Na fase pós-conciliar levantaram-se muitas questões que o Vaticano II não pôde prever: abandono maciço da Igreja por parte da juventude, secularização acelerada das sociedades mais avançadas da Europa, procura de libertação nos países do Terceiro Mundo, reivindicações da mulher, desenvolvimentos tecnológicos, armamento nuclear, destruição da natureza, etc..   Se para alguns a culpa dos males da Igreja vinha dos meios progressistas, nos anos 80, o grande teólogo jesuíta Karl Rahner fazia outra leitura: na Igreja actual reina um conservadorismo excessivo que não está de acordo com o espírito do Concílio. As autoridades eclesiásticas de Roma dão a impressão de favorecer um medroso regresso aos bons velhos tempos. Penso que estamos a viver o inverno da Igreja, dessa Igreja em que continuamos a escutar a palavra de Deus e a receber a sua graça.  

3. Aquilo que Karl Rahner lamentava já era um dos primeiros resultados do pontificado de João Paulo II. Este, ao chegar ao Vaticano - perante desafios muito novos - não convocou um novo concílio como tinha feito João XXIII, nem revitalizou o Sínodo dos Bispos. Quis ser ele a marcar o rumo a seguir. Eclipsou a liberdade no debate teológico, estabeleceu a boa doutrina e a boa disciplina. Colocou a ortodoxia sob a vigilância do cardeal Ratzinger, prefeito da Congregação para a Doutrina da Fé. João Paulo II dedicou-se a levar a todo o mundo esta nova fisionomia da Igreja no seu rosto, nos seus gestos, nas suas atitudes e na sua palavra. Existem muitas biografias, e algumas de grande qualidade, que descrevem o estilo e o conteúdo da sua acção.   Não se deve esquecer o que se passa num palco. Quando a luz incide só numa figura o resto desaparece. João Paulo II foi adoptado nas horas de triunfo, de alegria e de sofrimento extremo. Quando se apagar a luz sobre o seu rosto, que Igreja iremos descobrir nos diversos continentes?  

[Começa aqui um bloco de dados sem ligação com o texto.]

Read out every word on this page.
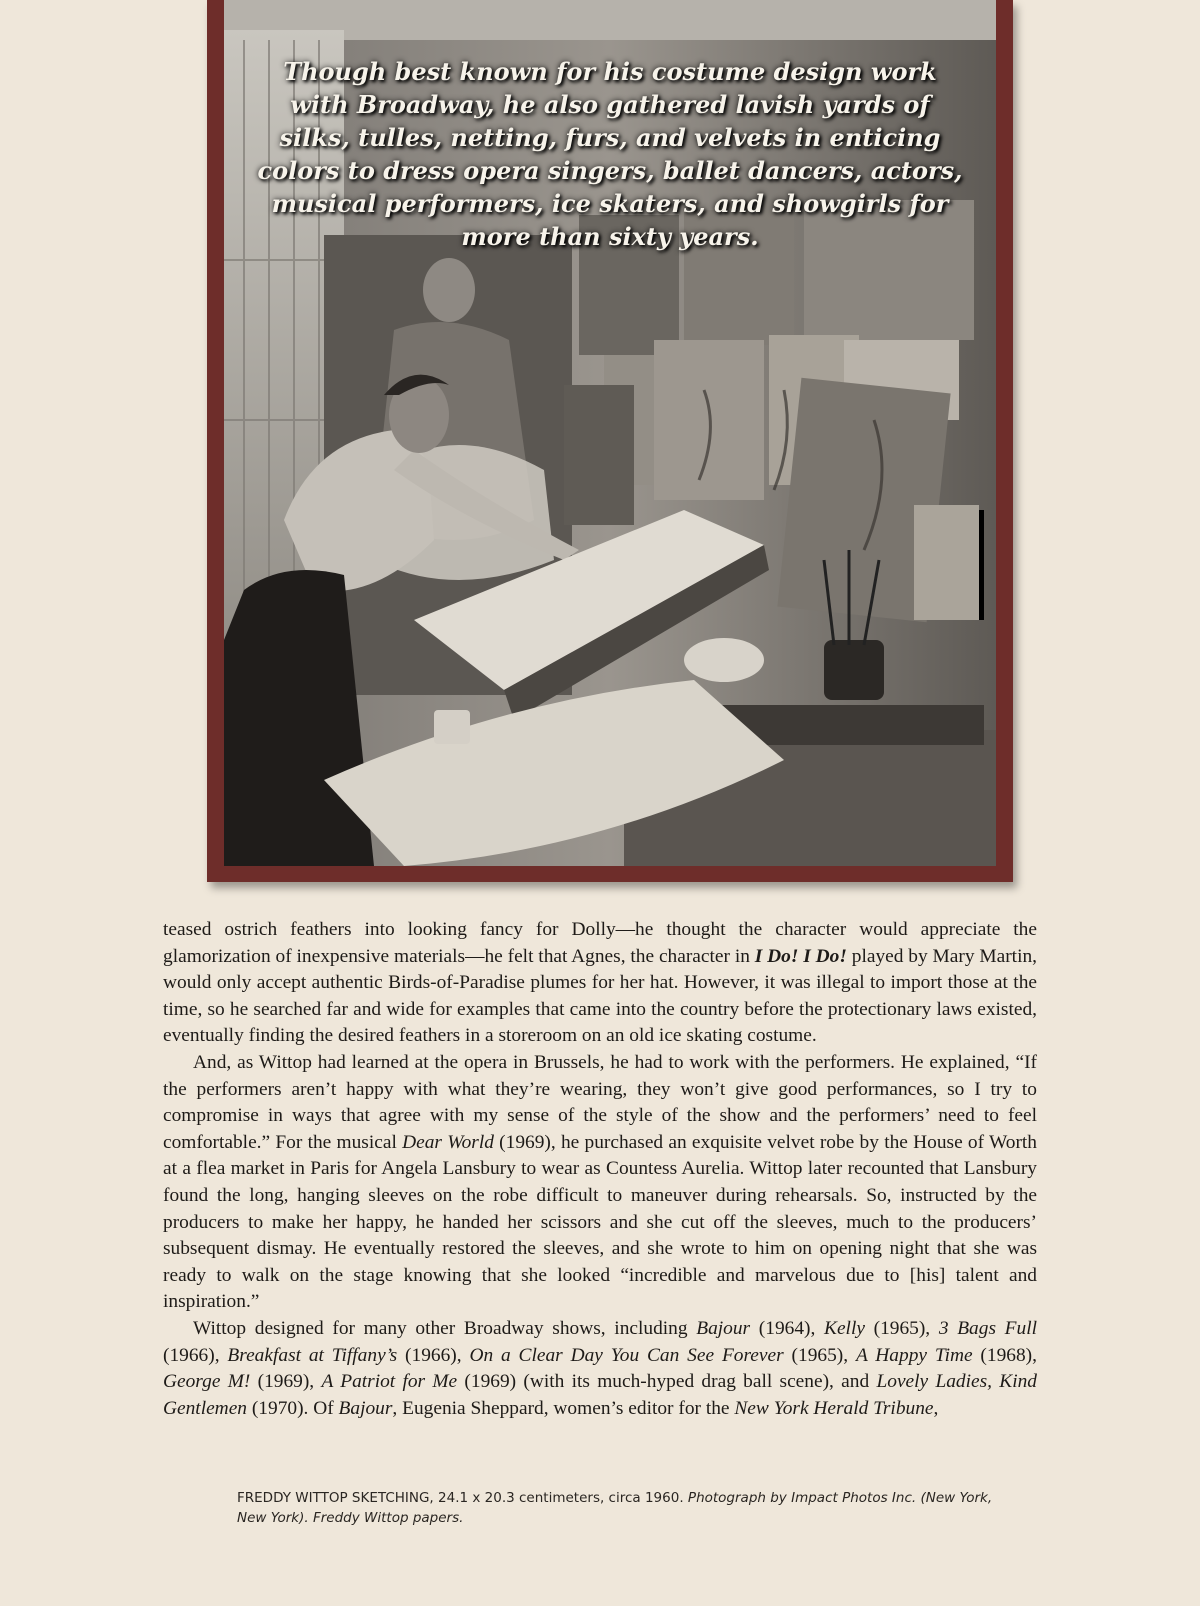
Though best known for his costume design work with Broadway, he also gathered lavish yards of silks, tulles, netting, furs, and velvets in enticing colors to dress opera singers, ballet dancers, actors, musical performers, ice skaters, and showgirls for more than sixty years.

teased ostrich feathers into looking fancy for Dolly—he thought the character would appreciate the glamorization of inexpensive materials—he felt that Agnes, the character in I Do! I Do! played by Mary Martin, would only accept authentic Birds-of-Paradise plumes for her hat. However, it was illegal to import those at the time, so he searched far and wide for examples that came into the country before the protectionary laws existed, eventually finding the desired feathers in a storeroom on an old ice skating costume.

And, as Wittop had learned at the opera in Brussels, he had to work with the performers. He explained, “If the performers aren’t happy with what they’re wearing, they won’t give good performances, so I try to compromise in ways that agree with my sense of the style of the show and the performers’ need to feel comfortable.” For the musical Dear World (1969), he purchased an exquisite velvet robe by the House of Worth at a flea market in Paris for Angela Lansbury to wear as Countess Aurelia. Wittop later recounted that Lansbury found the long, hanging sleeves on the robe difficult to maneuver during rehearsals. So, instructed by the producers to make her happy, he handed her scissors and she cut off the sleeves, much to the producers’ subsequent dismay. He eventually restored the sleeves, and she wrote to him on opening night that she was ready to walk on the stage knowing that she looked “incredible and marvelous due to [his] talent and inspiration.”

Wittop designed for many other Broadway shows, including Bajour (1964), Kelly (1965), 3 Bags Full (1966), Breakfast at Tiffany’s (1966), On a Clear Day You Can See Forever (1965), A Happy Time (1968), George M! (1969), A Patriot for Me (1969) (with its much-hyped drag ball scene), and Lovely Ladies, Kind Gentlemen (1970). Of Bajour, Eugenia Sheppard, women’s editor for the New York Herald Tribune,

FREDDY WITTOP SKETCHING, 24.1 x 20.3 centimeters, circa 1960. Photograph by Impact Photos Inc. (New York, New York). Freddy Wittop papers.
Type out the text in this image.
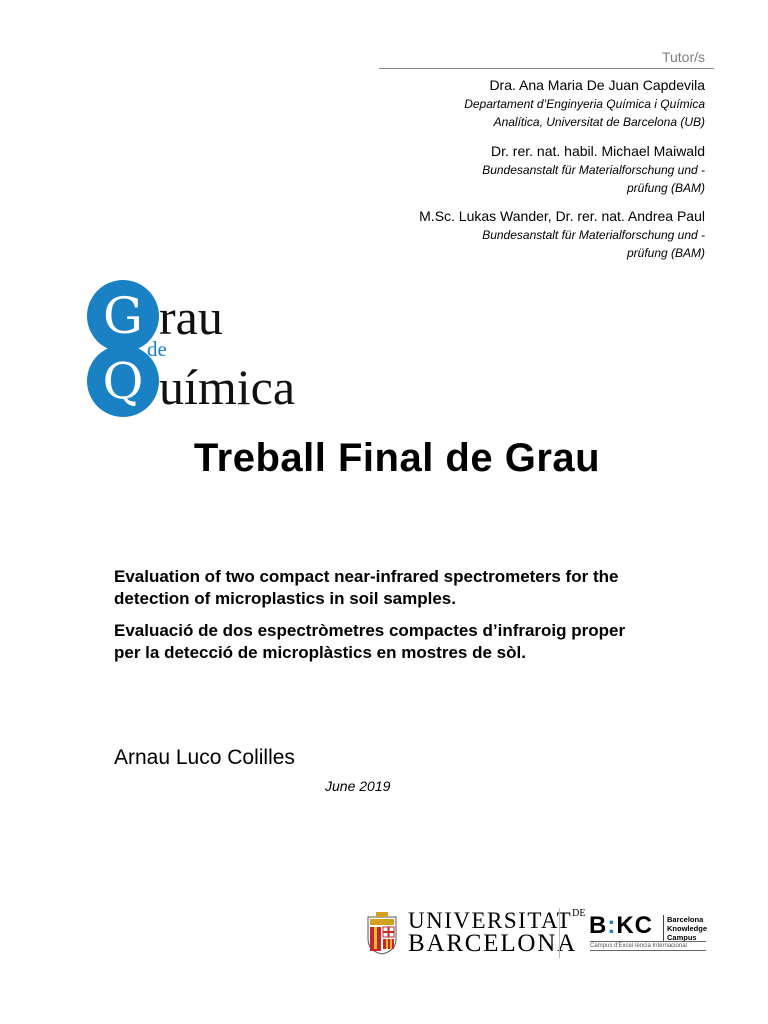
Tutor/s
Dra. Ana Maria De Juan Capdevila
Departament d’Enginyeria Química i Química
Analítica, Universitat de Barcelona (UB)
Dr. rer. nat. habil. Michael Maiwald
Bundesanstalt für Materialforschung und -
prüfung (BAM)
M.Sc. Lukas Wander, Dr. rer. nat. Andrea Paul
Bundesanstalt für Materialforschung und -
prüfung (BAM)
G rau
de
Q uímica
Treball Final de Grau
Evaluation of two compact near-infrared spectrometers for the
detection of microplastics in soil samples.
Evaluació de dos espectròmetres compactes d’infraroig proper
per la detecció de microplàstics en mostres de sòl.
Arnau Luco Colilles
June 2019
$UNIVERSITAT^{DE}$
BARCELONA
B:KC Barcelona
Knowledge
Campus
Campus d'Excel·lència Internacional
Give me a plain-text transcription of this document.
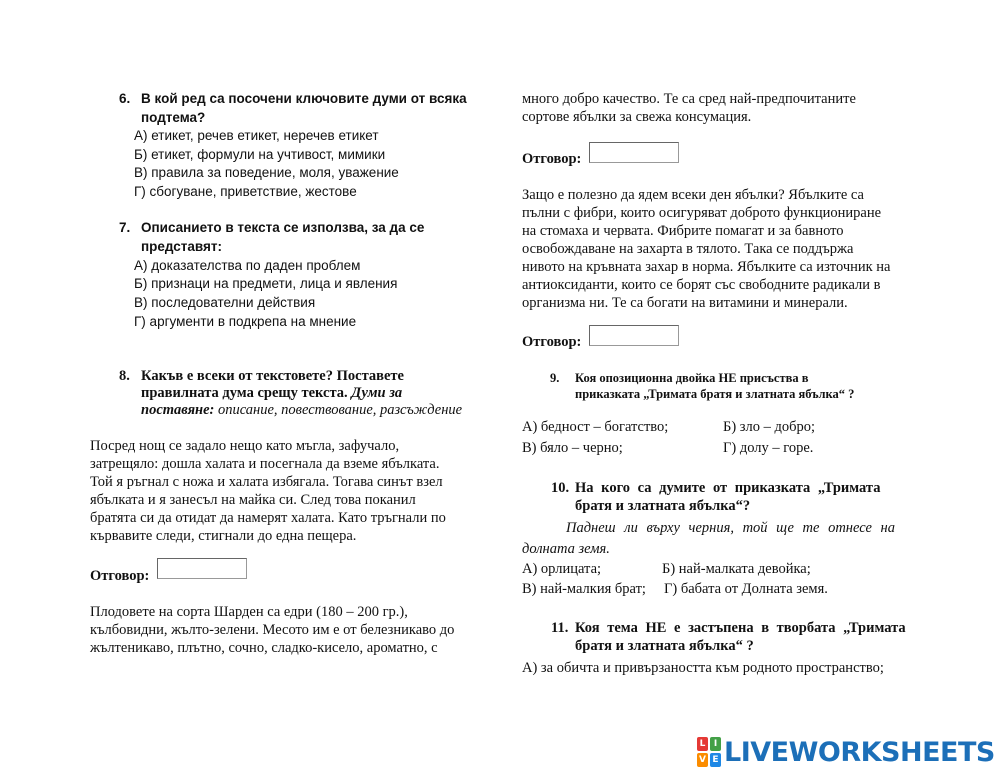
6. В кой ред са посочени ключовите думи от всяка
подтема?
А) етикет, речев етикет, неречев етикет
Б) етикет, формули на учтивост, мимики
В) правила за поведение, моля, уважение
Г) сбогуване, приветствие, жестове
7. Описанието в текста се използва, за да се
представят:
А) доказателства по даден проблем
Б) признаци на предмети, лица и явления
В) последователни действия
Г) аргументи в подкрепа на мнение
8. Какъв е всеки от текстовете? Поставете
правилната дума срещу текста. Думи за
поставяне: описание, повествование, разсъждение
Посред нощ се задало нещо като мъгла, зафучало,
затрещяло: дошла халата и посегнала да вземе ябълката.
Той я ръгнал с ножа и халата избягала. Тогава синът взел
ябълката и я занесъл на майка си. След това поканил
братята си да отидат да намерят халата. Като тръгнали по
кървавите следи, стигнали до една пещера.
Отговор:
Плодовете на сорта Шарден са едри (180 – 200 гр.),
кълбовидни, жълто-зелени. Месото им е от белезникаво до
жълтеникаво, плътно, сочно, сладко-кисело, ароматно, с
много добро качество. Те са сред най-предпочитаните
сортове ябълки за свежа консумация.
Отговор:
Защо е полезно да ядем всеки ден ябълки? Ябълките са
пълни с фибри, които осигуряват доброто функциониране
на стомаха и червата. Фибрите помагат и за бавното
освобождаване на захарта в тялото. Така се поддържа
нивото на кръвната захар в норма. Ябълките са източник на
антиоксиданти, които се борят със свободните радикали в
организма ни. Те са богати на витамини и минерали.
Отговор:
9. Коя опозиционна двойка НЕ присъства в
приказката „Тримата братя и златната ябълка“ ?
А) бедност – богатство;	Б) зло – добро;
В) бяло – черно;	Г) долу – горе.
10. На кого са думите от приказката „Тримата
братя и златната ябълка“?
Паднеш ли върху черния, той ще те отнесе на
долната земя.
А) орлицата;	Б) най-малката девойка;
В) най-малкия брат; Г) бабата от Долната земя.
11. Коя тема НЕ е застъпена в творбата „Тримата
братя и златната ябълка“ ?
А) за обичта и привързаността към родното пространство;
L I
V E LIVEWORKSHEETS
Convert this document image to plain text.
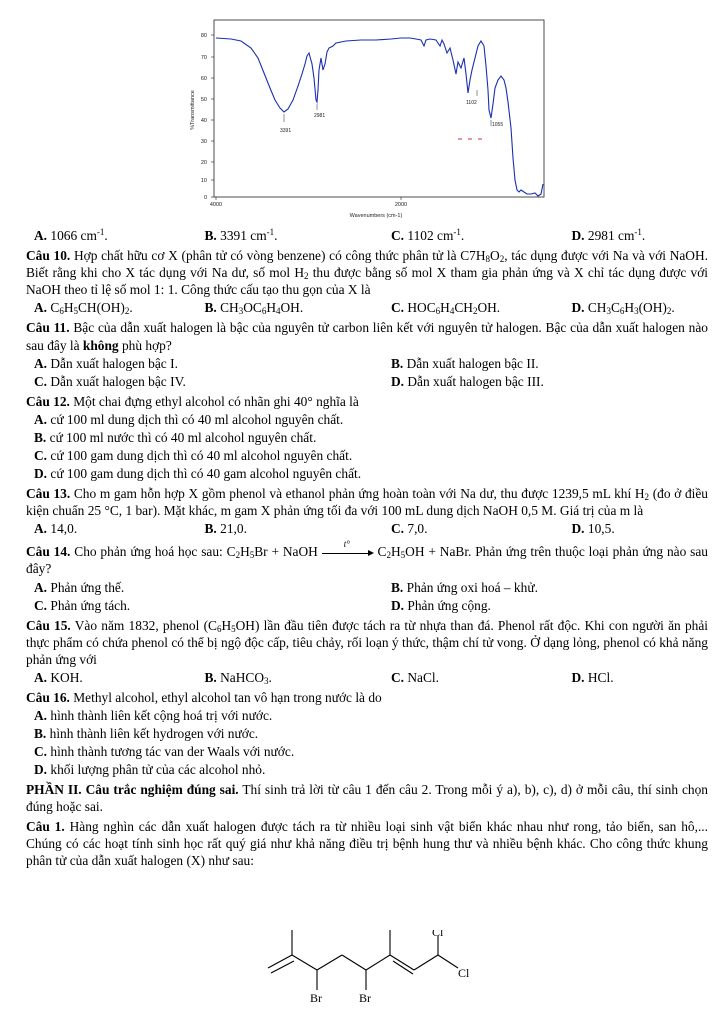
80
70
60
50
40
30
20
10
0
%Transmittance
4000	2000
Wavenumbers (cm-1)
3391
2981
1102
1055
A. 1066 $cm^{-1}$.	B. 3391 $cm^{-1}$.	C. 1102 $cm^{-1}$.	D. 2981 $cm^{-1}$.
Câu 10. Hợp chất hữu cơ X (phân tử có vòng benzene) có công thức phân tử là $C7H_8O_2$, tác dụng được với Na và với NaOH. Biết rằng khi cho X tác dụng với Na dư, số mol $H_2$ thu được bằng số mol X tham gia phản ứng và X chỉ tác dụng được với NaOH theo tỉ lệ số mol 1: 1. Công thức cấu tạo thu gọn của X là
A. $C_6H_5CH(OH)_2$.	B. $CH_3OC_6H_4OH$.	C. $HOC_6H_4CH_2OH$.	D. $CH_3C_6H_3(OH)_2$.
Câu 11. Bậc của dẫn xuất halogen là bậc của nguyên tử carbon liên kết với nguyên tử halogen. Bậc của dẫn xuất halogen nào sau đây là không phù hợp?
A. Dẫn xuất halogen bậc I.	B. Dẫn xuất halogen bậc II.
C. Dẫn xuất halogen bậc IV.	D. Dẫn xuất halogen bậc III.
Câu 12. Một chai đựng ethyl alcohol có nhãn ghi 40° nghĩa là
A. cứ 100 ml dung dịch thì có 40 ml alcohol nguyên chất.
B. cứ 100 ml nước thì có 40 ml alcohol nguyên chất.
C. cứ 100 gam dung dịch thì có 40 ml alcohol nguyên chất.
D. cứ 100 gam dung dịch thì có 40 gam alcohol nguyên chất.
Câu 13. Cho m gam hỗn hợp X gồm phenol và ethanol phản ứng hoàn toàn với Na dư, thu được 1239,5 mL khí $H_2$ (đo ở điều kiện chuẩn 25 °C, 1 bar). Mặt khác, m gam X phản ứng tối đa với 100 mL dung dịch NaOH 0,5 M. Giá trị của m là
A. 14,0.	B. 21,0.	C. 7,0.	D. 10,5.
Câu 14. Cho phản ứng hoá học sau: $C_2H_5Br$ + NaOH
t°
$C_2H_5OH$ + NaBr. Phản ứng trên thuộc loại phản ứng nào sau đây?
A. Phản ứng thế.	B. Phản ứng oxi hoá – khử.
C. Phản ứng tách.	D. Phản ứng cộng.
Câu 15. Vào năm 1832, phenol $(C_6H_5OH)$ lần đầu tiên được tách ra từ nhựa than đá. Phenol rất độc. Khi con người ăn phải thực phẩm có chứa phenol có thể bị ngộ độc cấp, tiêu chảy, rối loạn ý thức, thậm chí tử vong. Ở dạng lỏng, phenol có khả năng phản ứng với
A. KOH.	B. NaHCO$_3$.	C. NaCl.	D. HCl.
Câu 16. Methyl alcohol, ethyl alcohol tan vô hạn trong nước là do
A. hình thành liên kết cộng hoá trị với nước.
B. hình thành liên kết hydrogen với nước.
C. hình thành tương tác van der Waals với nước.
D. khối lượng phân tử của các alcohol nhỏ.
PHẦN II. Câu trắc nghiệm đúng sai. Thí sinh trả lời từ câu 1 đến câu 2. Trong mỗi ý a), b), c), d) ở mỗi câu, thí sinh chọn đúng hoặc sai.
Câu 1. Hàng nghìn các dẫn xuất halogen được tách ra từ nhiều loại sinh vật biển khác nhau như rong, tảo biển, san hô,... Chúng có các hoạt tính sinh học rất quý giá như khả năng điều trị bệnh hung thư và nhiều bệnh khác. Cho công thức khung phân tử của dẫn xuất halogen (X) như sau:
Cl
Cl
Br	Br
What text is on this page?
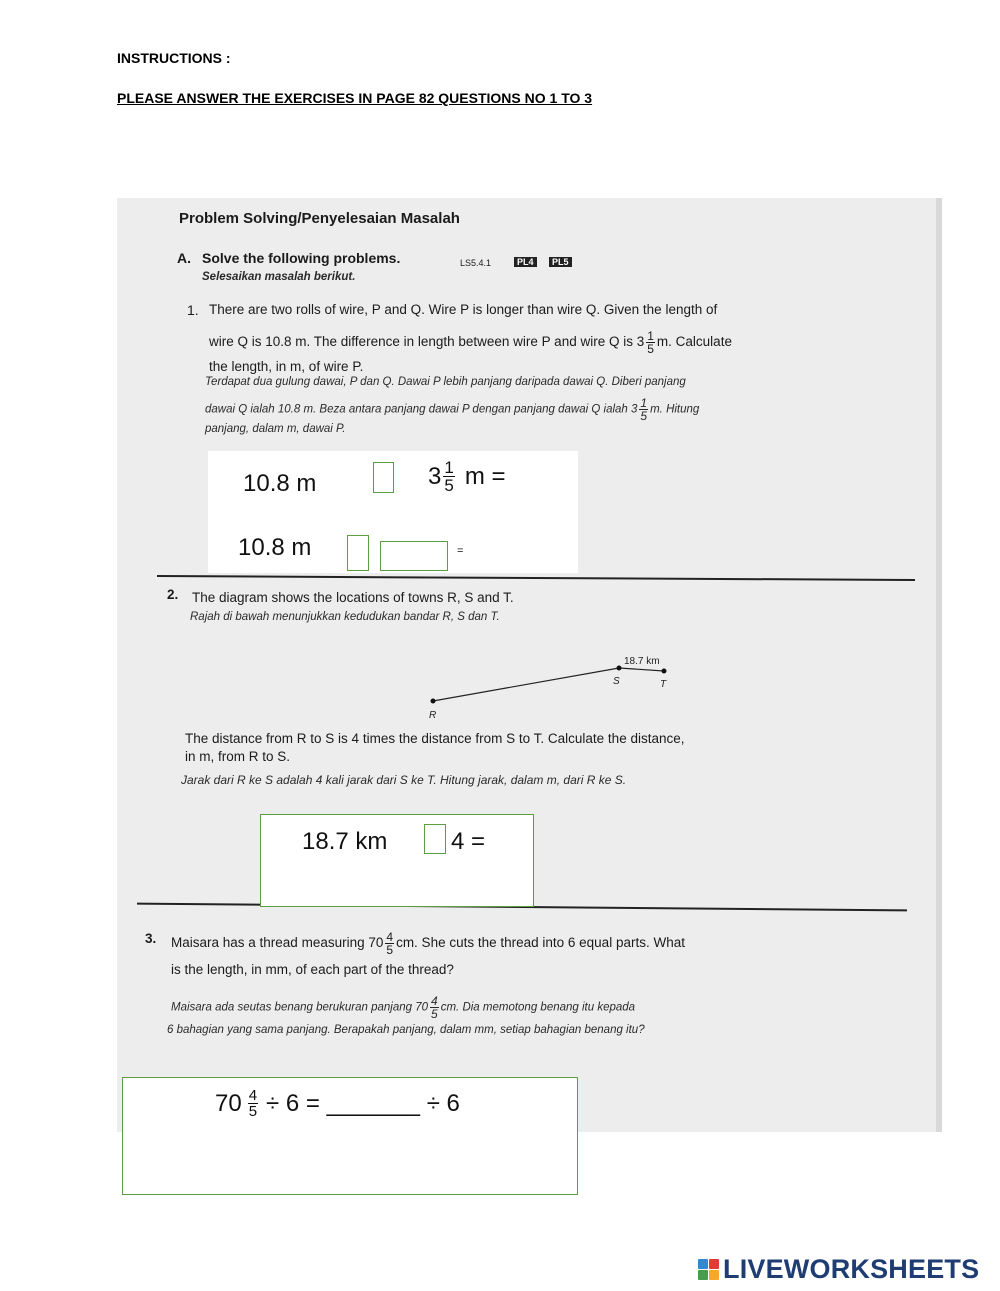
INSTRUCTIONS :
PLEASE ANSWER THE EXERCISES IN PAGE 82 QUESTIONS NO 1 TO 3
Problem Solving/Penyelesaian Masalah
A. Solve the following problems.	LS5.4.1	PL4	PL5
Selesaikan masalah berikut.
1. There are two rolls of wire, P and Q. Wire P is longer than wire Q. Given the length of
wire Q is 10.8 m. The difference in length between wire P and wire Q is $3 \frac{1}{5} m$. Calculate
the length, in m, of wire P.
Terdapat dua gulung dawai, P dan Q. Dawai P lebih panjang daripada dawai Q. Diberi panjang
dawai Q ialah 10.8 m. Beza antara panjang dawai P dengan panjang dawai Q ialah $3 \frac{1}{5} m$. Hitung
panjang, dalam m, dawai P.
2. The diagram shows the locations of towns R, S and T.
Rajah di bawah menunjukkan kedudukan bandar R, S dan T.
R
S	T
18.7 km
The distance from R to S is 4 times the distance from S to T. Calculate the distance,
in m, from R to S.
Jarak dari R ke S adalah 4 kali jarak dari S ke T. Hitung jarak, dalam m, dari R ke S.
3. Maisara has a thread measuring $70 \frac{4}{5}$ cm. She cuts the thread into 6 equal parts. What
is the length, in mm, of each part of the thread?
Maisara ada seutas benang berukuran panjang $70 \frac{4}{5}$ cm. Dia memotong benang itu kepada
6 bahagian yang sama panjang. Berapakah panjang, dalam mm, setiap bahagian benang itu?
10.8 m	$3 \frac{1}{5}$ m =
10.8 m	=
18.7 km	4 =
$70 \frac{4}{5} \div 6$ = _______ ÷ 6
LIVEWORKSHEETS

Nas narrativas pascais, Cristo ressuscitado lança a caminhada da Igreja enviando as mulheres - as esquecidas do judaísmo do seu tempo - a evangelizar os apóstolos. Hoje, as mulheres, em alguns países de tradição católica, estão a seguir os homens no abandono da Igreja.  

Para enfrentar os desafios do presente e do futuro, o modelo de Igreja implantado pelas atitudes e doutrinas de João Paulo II parece insuficiente. A imaginação do Espírito Santo e dos cristãos - a Igreja não é só o Papa - vai certamente trazer-nos boas surpresas.